А люди вокруг, не свои, а дальше, тусклеют, ежатся. Не то холод до костей дошел, не то проповедь.
— Но честь Божью, — низко, по-настоящему низко, от самой земли гудит голос, — не защитишь убийством. И не людям уничтожать то, что не стал истреблять Господь.
Вот теперь вокруг не беспокойство, а страх. Что ж они такое придумали? А вот этого нельзя. Нельзя бояться.
— Господь с нами, — тихо, отчетливо говорит Мадлен. — Кто может грозить нам?
— Но нельзя и верным терпеть беззаконие — потому что либо беззаконник, упившись вином гордыни своей, откроет ворота врагу, либо Господь, возмутившись тем, что агнцы его терпят меж собой козлищ, поразит город. И сегодня говорю я вам, именем церкви, именем власти, носящей меч на благо ваше, и именем самого Иисуса Христа: отриньте заблуждение, вернитесь
А вот тут ошибка у вас вышла. До того могло сойти, а сейчас не сойдет. Мы не приблуды какие, мы все марсельцы и в городской коммуне состоим, и налог платим. И никакая власть нас без суда из дому выгнать не может. Права не имеет. Арестовать можете. Обвинить хоть в краже луны с неба — можете. Держать видных людей в тюрьме год и один день «по крепкому подозрению» — можете, и этого все ждали. Даже пожечь можете — незаконно это, да к то ж виновных отыщет? А выгонять, нет, не пройдет. Тут все встанут, даже самые что ни есть идолопоклонники. Потому что мало ли с чем к ним самим завтра придерутся. Не выйдет.
Стиснуло вдруг с боков — будто площадь вдвое уменьшилась. Детей чуть с ног не снесло, младшую едва удалось подхватить.

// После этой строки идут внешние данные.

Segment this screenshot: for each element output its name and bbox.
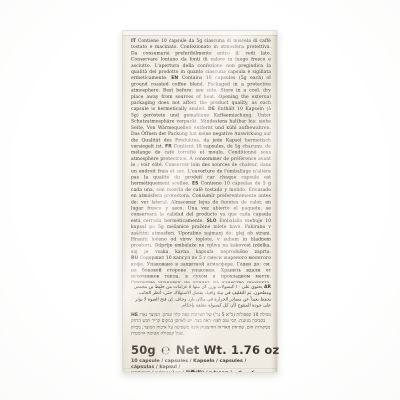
weight-net-label: Net Wt. <box>176 343 227 357</box>
arabic-info-block: AR يحتوي على ١٠ كبسولات وزن كل منها ٥ غر… <box>131 284 271 310</box>
multilingual-info-block: IT Contiene 10 capsule da 5g ciascuna di… <box>131 38 271 283</box>
weight-ounces: 1.76 oz <box>231 343 279 357</box>
package-side-edge <box>271 31 277 372</box>
capsule-count-block: 10 capsule / capsules / Kapseln / capsul… <box>131 358 271 372</box>
estimated-sign: ℮ <box>160 344 172 357</box>
hebrew-info-block: HE מכילה 10 קפסולות (כ"א 5 גר') של תערוב… <box>131 312 271 344</box>
weight-grams: 50g <box>131 343 156 357</box>
hebrew-info-text: HE מכילה 10 קפסולות (כ"א 5 גר') של תערוב… <box>131 312 271 337</box>
capsule-count-line-1: 10 capsule / capsules / Kapseln / capsul… <box>131 358 271 370</box>
coffee-package-back-panel: IT Contiene 10 capsule da 5g ciascuna di… <box>122 30 278 373</box>
capsule-count-line-2: капсул / κάψουλες / 胶囊(粒) / كبسولات / קפ… <box>131 370 271 372</box>
arabic-info-text: AR يحتوي على ١٠ كبسولات وزن كل منها ٥ غر… <box>131 284 271 309</box>
multilingual-info-text: IT Contiene 10 capsule da 5g ciascuna di… <box>131 38 271 283</box>
photo-background: IT Contiene 10 capsule da 5g ciascuna di… <box>0 0 400 400</box>
net-weight-line: 50g ℮ Net Wt. 1.76 oz <box>131 343 271 357</box>
package-top-fold <box>123 35 277 36</box>
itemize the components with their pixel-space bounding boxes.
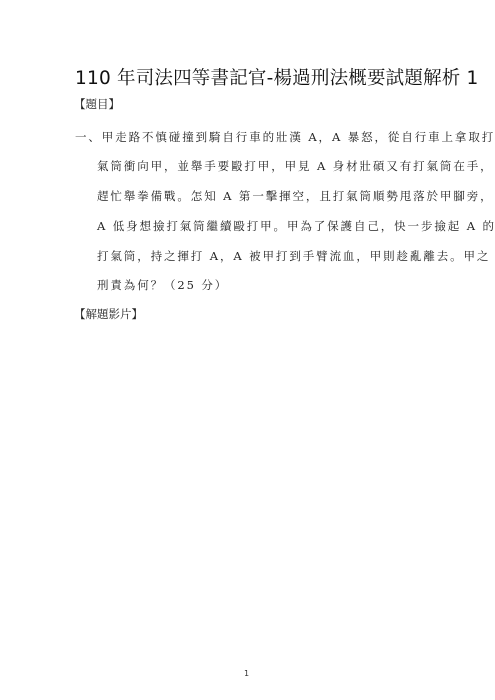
page-number: 1	[244, 669, 249, 678]
question-line: 氣筒衝向甲，並舉手要毆打甲，甲見 A 身材壯碩又有打氣筒在手，	[97, 158, 494, 174]
section-heading-question: 【題目】	[74, 96, 120, 112]
question-line: 一、甲走路不慎碰撞到騎自行車的壯漢 A，A 暴怒，從自行車上拿取打	[75, 129, 495, 145]
question-line: 趕忙舉拳備戰。怎知 A 第一擊揮空，且打氣筒順勢甩落於甲腳旁，	[97, 188, 494, 204]
question-line: 打氣筒，持之揮打 A，A 被甲打到手臂流血，甲則趁亂離去。甲之	[97, 248, 490, 264]
section-heading-video: 【解題影片】	[74, 306, 143, 322]
document-title: 110 年司法四等書記官-楊過刑法概要試題解析 1	[75, 64, 435, 90]
question-line: A 低身想撿打氣筒繼續毆打甲。甲為了保護自己，快一步撿起 A 的	[97, 218, 495, 234]
document-page: 110 年司法四等書記官-楊過刑法概要試題解析 1 【題目】 一、甲走路不慎碰撞…	[0, 0, 495, 700]
question-line: 刑責為何？（25 分）	[97, 277, 228, 293]
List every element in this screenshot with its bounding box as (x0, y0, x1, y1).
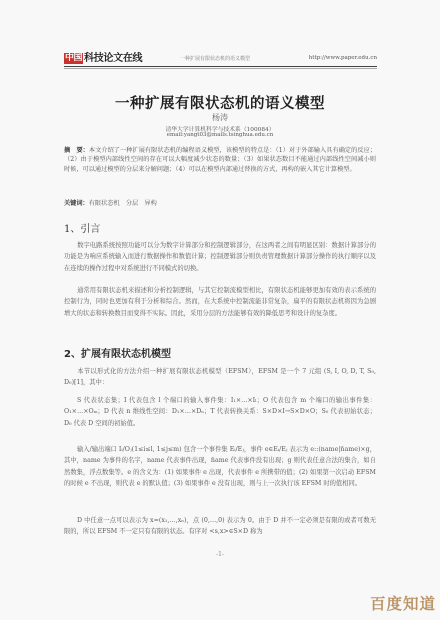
abstract-text: 本文介绍了一种扩展有限状态机的编程语义模型，该模型的特点是：（1）对于外部输入具… (64, 147, 376, 173)
keywords-text: 有限状态机 分层 异构 (89, 200, 157, 207)
page-header: 中国 科技论文在线 一种扩展有限状态机的语义模型 http://www.pape… (64, 52, 377, 66)
header-url: http://www.paper.edu.cn (309, 55, 377, 61)
paragraph: 本节以形式化的方法介绍一种扩展有限状态机模型（EFSM），EFSM 是一个 7 … (64, 366, 376, 389)
abstract: 摘 要：本文介绍了一种扩展有限状态机的编程语义模型，该模型的特点是：（1）对于外… (64, 146, 376, 174)
section-heading-intro: 1、引言 (64, 220, 100, 235)
paper-title: 一种扩展有限状态机的语义模型 (0, 92, 440, 113)
paragraph-text: D 中任意一点可以表示为 x=(x₁,…,xₙ)，点 (0,…,0) 表示为 0… (64, 517, 376, 535)
paragraph: 输入/输出端口 Iᵢ/Oⱼ(1≤i≤l, 1≤j≤m) 包含一个事件集 Eᵢ/E… (64, 444, 376, 490)
author-email: email:yangt03@mails.tsinghua.edu.cn (0, 132, 440, 138)
abstract-label: 摘 要： (64, 147, 89, 154)
journal-logo: 中国 科技论文在线 (64, 52, 142, 65)
paragraph-text: 输入/输出端口 Iᵢ/Oⱼ(1≤i≤l, 1≤j≤m) 包含一个事件集 Eᵢ/E… (64, 446, 376, 487)
paragraph: D 中任意一点可以表示为 x=(x₁,…,xₙ)，点 (0,…,0) 表示为 0… (64, 515, 376, 538)
author: 杨涛 (0, 112, 440, 123)
paragraph-text: S 代表状态集；I 代表包含 l 个端口的输入事件集：I₁×…×Iₗ；O 代表包… (64, 397, 376, 427)
running-title: 一种扩展有限状态机的语义模型 (180, 55, 250, 62)
paragraph: S 代表状态集；I 代表包含 l 个端口的输入事件集：I₁×…×Iₗ；O 代表包… (64, 395, 376, 429)
logo-dark-part: 科技论文在线 (84, 53, 142, 64)
keywords: 关键词：有限状态机 分层 异构 (64, 198, 376, 207)
baidu-zhidao-watermark: 百度知道 (370, 592, 436, 614)
paragraph-text: 通常用有限状态机来描述和分析控制逻辑，与其它控制流模型相比，有限状态机能够更加有… (64, 287, 376, 317)
keywords-label: 关键词： (64, 200, 89, 207)
paper-page: 中国 科技论文在线 一种扩展有限状态机的语义模型 http://www.pape… (0, 0, 440, 620)
section-heading-efsm: 2、扩展有限状态机模型 (64, 345, 171, 360)
paragraph-text: 数字电路系统按照功能可以分为数字计算部分和控制逻辑部分，在这两者之间有明显区别：… (64, 242, 376, 272)
page-number: -1- (0, 551, 440, 558)
header-divider (64, 66, 377, 67)
paragraph-text: 本节以形式化的方法介绍一种扩展有限状态机模型（EFSM），EFSM 是一个 7 … (64, 368, 376, 386)
paragraph: 通常用有限状态机来描述和分析控制逻辑，与其它控制流模型相比，有限状态机能够更加有… (64, 285, 376, 319)
paragraph: 数字电路系统按照功能可以分为数字计算部分和控制逻辑部分，在这两者之间有明显区别：… (64, 240, 376, 274)
logo-red-part: 中国 (64, 53, 83, 64)
header-divider-thin (64, 68, 377, 69)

Подмастерья спохватились уже. Уф, стоим — и не потерялся никто. Это солдаты. Проталкиваются куда-то… нет, не так. Они не просто идут, они толпу собой делят, как сетку накинули — так чтоб между их шеренгами человек сто оказывалось, не больше.
Какой-то судейский в черном вышел вперед, почти до края помоста. Тоже чужой. Кричит. Епископ не кричал, а слышно было лучше. А тут как ветер относит.
— …совет городской и совет цеховой… Постановили… кто не верует в Господа нашего Иисуса Христа… не может приносить клятв именем его… а произнесенное… недействительно как ложное… а потому все права, обязанности и обязательства, ложной клятвой подтвержденные, отменяются как пустые и ничтожные… кто под ложным предлогом возжелал… коммуны… лишаются огня и воды… имущество принадлежит… членам семьи, чья клятва действительна или восстановлена в силе… коммуне… изгнаны из пределов, где действуют городские свободы… не имея ничего, кроме… рубах, чтобы прикрыть наготу…
Да что же это?
Вскакивает кто-то на скамье магистрата, чужой судейский замолкает на мгновение, потом выкрикивает в толпу:
— Последнее положение в действие приводиться не будет, ради скромности и милосердия жителей доброго города Марселя.
Люди молчат, словно воды в рот набрали, молчат, потом неровно выдыхают — все вместе, каждый свое. Ни слова не разобрать, но и так все ясно: не понимают. Понимают слова, не понимают смысла. Как это? За что это? Как вы можете?..
— Нет такого права! — хором говорят подмастерья.
А солдат близко стоит, слышно, вот и получает тот, что ближе, тычок в ухо — да не рукой, кольчужной перчаткой, с размаху. Тоже без злобы, вот что страшно. Без чувства, как по дереву, как проверить хотел, ладно ли перчатка на руке сидит.
Встал член магистрата, наш, городской, знакомый, от корабельных. Платье оправил, рукой за шапку держится — то ли снимать, то ли нет, так на голове шапку и мнет…
— Кто перед всей коммуной… раскается… поклянется… прощение… — И вдруг словно силы в голосе прибавилось, или ветер слова подхватил, да в лица швырнул, как град: — Кайтесь, прошу вас, кайтесь!